Mikkel L. Ellertson mikkel at infinity-ltd.com
Tue Jul 31 21:59:21 UTC 2007


Les wrote:
> On Tue, 2007-07-31 at 15:12 -0400, Mark Haney wrote:
> Sort will give you the list.  I don't know about sorting on a substring
> with a command other than creating one.  In C, you could read the
> directory, then choose the substring using parsing, and finally look at
> the last two characters prior to the period to get the sequence and look
> for missing files.  Do you know the first number and last number?  If
> not, then this won't work, because the first file and last file would
> not have partners on each side to help you figure out if it was
> missing.  
> 
The -k and -t options of sort may do what is needed. If you want to
sort starting with the 5 character of the name, you could probably
do something like sort -k 1.5 as long as there are no spaces in the
name.
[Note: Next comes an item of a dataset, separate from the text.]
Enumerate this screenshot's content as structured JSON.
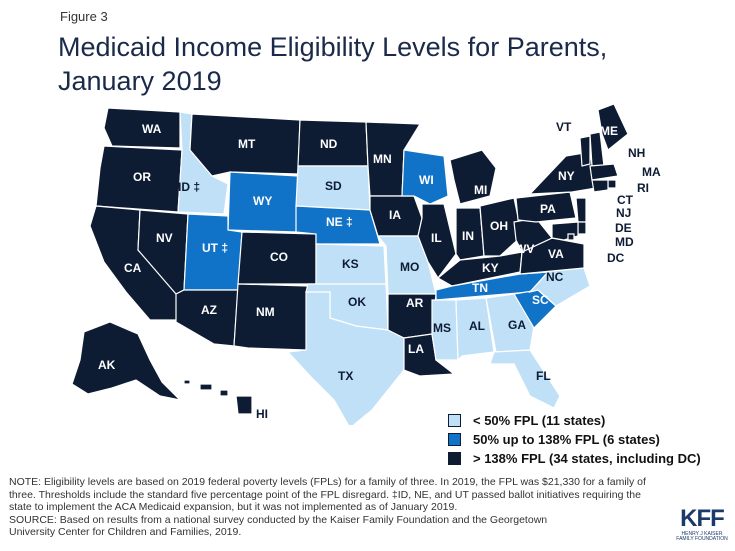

I believe something like -k 1.5,1.7 would use the 5th, 6th,
and 7th character. Now, if there is a field separator between parts
of the file name, you can use the -t option to use that to separate
the name into fields. This is handy when the names are not fixed
length. Something like 10-12-07_MKE_10.14_XX.jpg could be split
using _ as the field seperator, and sorting on the 4th field. You
may have to specify a numeric sort, especially if the numbers do not
have leading zeros.

sort -n -t _ -k 4

Mikkel
-- 

  Do not meddle in the affairs of dragons,
for thou art crunchy and taste good with Ketchup!